My next question was if there was any significance between the student’s average test scores and their lunch opportunity. To do so I used the other column I made which was the percentage of the student’s total test average compared to the two lunch options given free/reduced versus standard. Before running my test to see if it was even worth testing I created a notched box plot.

To run the T-test I made two separate arrays of the test scores separated by each lunch and ran them against each other getting a p-value of 3.18*10^-29. Seeing as this is way below 5% I was able to conclude that there is significance between which lunch students ate versus their average test scores.
The next question I wanted to figure out was if there are any big differences between race/ethnicity and the parental education of the students, here is what I found.

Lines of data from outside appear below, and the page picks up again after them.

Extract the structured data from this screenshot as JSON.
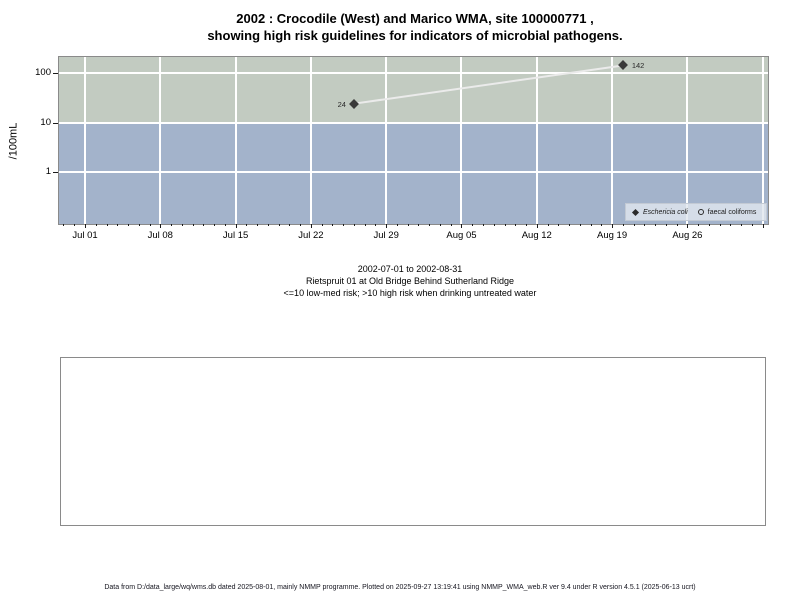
{
  "title": {
    "line1": "2002 : Crocodile (West) and Marico WMA, site 100000771 ,",
    "line2": "showing high risk guidelines for indicators of microbial pathogens."
  },
  "chart_data": {
    "type": "scatter",
    "title": "2002 : Crocodile (West) and Marico WMA, site 100000771 , showing high risk guidelines for indicators of microbial pathogens.",
    "xlabel": "",
    "ylabel": "/100mL",
    "y_scale": "log10",
    "y_ticks": [
      {
        "value": 100,
        "label": "100"
      },
      {
        "value": 10,
        "label": "10"
      },
      {
        "value": 1,
        "label": "1"
      }
    ],
    "x_range": {
      "start": "2002-07-01",
      "end": "2002-08-31"
    },
    "x_tick_labels": [
      "Jul 01",
      "Jul 08",
      "Jul 15",
      "Jul 22",
      "Jul 29",
      "Aug 05",
      "Aug 12",
      "Aug 19",
      "Aug 26"
    ],
    "risk_threshold": 10,
    "band_colors": {
      "high_risk": "#c2cbc1",
      "low_med_risk": "#a3b3cb"
    },
    "grid": "on",
    "legend_position": "bottom-right",
    "legend": [
      {
        "symbol": "diamond-filled",
        "label": "Eschericia coli"
      },
      {
        "symbol": "circle-open",
        "label": "faecal coliforms"
      }
    ],
    "series": [
      {
        "name": "Eschericia coli",
        "marker": "diamond-filled",
        "line_color": "#ebebeb",
        "points": [
          {
            "date": "2002-07-26",
            "value": 24,
            "label": "24",
            "label_side": "left"
          },
          {
            "date": "2002-08-20",
            "value": 142,
            "label": "142",
            "label_side": "right"
          }
        ]
      },
      {
        "name": "faecal coliforms",
        "marker": "circle-open",
        "points": []
      }
    ]
  },
  "subtitle": {
    "line1": "2002-07-01 to 2002-08-31",
    "line2": "Rietspruit 01 at Old Bridge Behind Sutherland Ridge",
    "line3": "<=10 low-med risk; >10 high risk when drinking untreated water"
  },
  "footer": {
    "text": "Data from D:/data_large/wq/wms.db dated 2025-08-01, mainly NMMP programme. Plotted on 2025-09-27 13:19:41 using NMMP_WMA_web.R ver 9.4 under R version 4.5.1 (2025-06-13 ucrt)"
  }
}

Another test I wanted to run was the math scores of students with parents with a master’s degree versus the parents with only some high school. Before doing so again I made a boxplot of all the parent’s education versus math scores and got this.

Another relationship I wanted to see was if there were any similarities in the writing versus reading test scores based on gender. Since these are both numeric values I made a scatter plot to show them versus each other. Here is what I found.

Now I decided to run a T-test on the data set of males versus females on writing scores and came out with a P-value of 2.96*10^-15 concluding that there is the significance that females tend to do better. One thing I noticed was that this was the highest or closest to 0.05 P-value of all my tests, if I had to guess it is because declaring something like this is significantly based on gender is hard to say whether it is correct or not. In the future running this on a bigger dataset would be beneficial.
Overall by choosing this data set I was able to analyze and predict a lot of new things when it came to students possibly receiving better test scores. I concluded that reviewing the test practice gave the student a much higher chance of receiving a better score than not doing it. I was able to see that free/reduced lunch versus standard lunch also had significance in receiving a better test score. I also ran a test to compare students with parents who had received a master’s degree verse kids with parents of only some high school education and compared those to the student’s scores on the math tests, because often when a student is struggling in math the first person they go to is their parents. I found that there was significance between the two parents’ education and the student’s math scores. I also compared writing versus reading scores based on gender in the form of a scatter plot and was able to conclude that females had higher test scores in both sections of the test, which is what I predicted because women tend to be better writers. In the future, I would like to test gender on writing scores with a bigger dataset, I would like to compare parental education to all test scores individually, I would like to have more columns such as was the student and athlete or possibly build a generator to add in if the student was an athlete at random. I also think adding more to the columns would help prove the statistical tests more right or wrong such as adding in if the student packed lunch.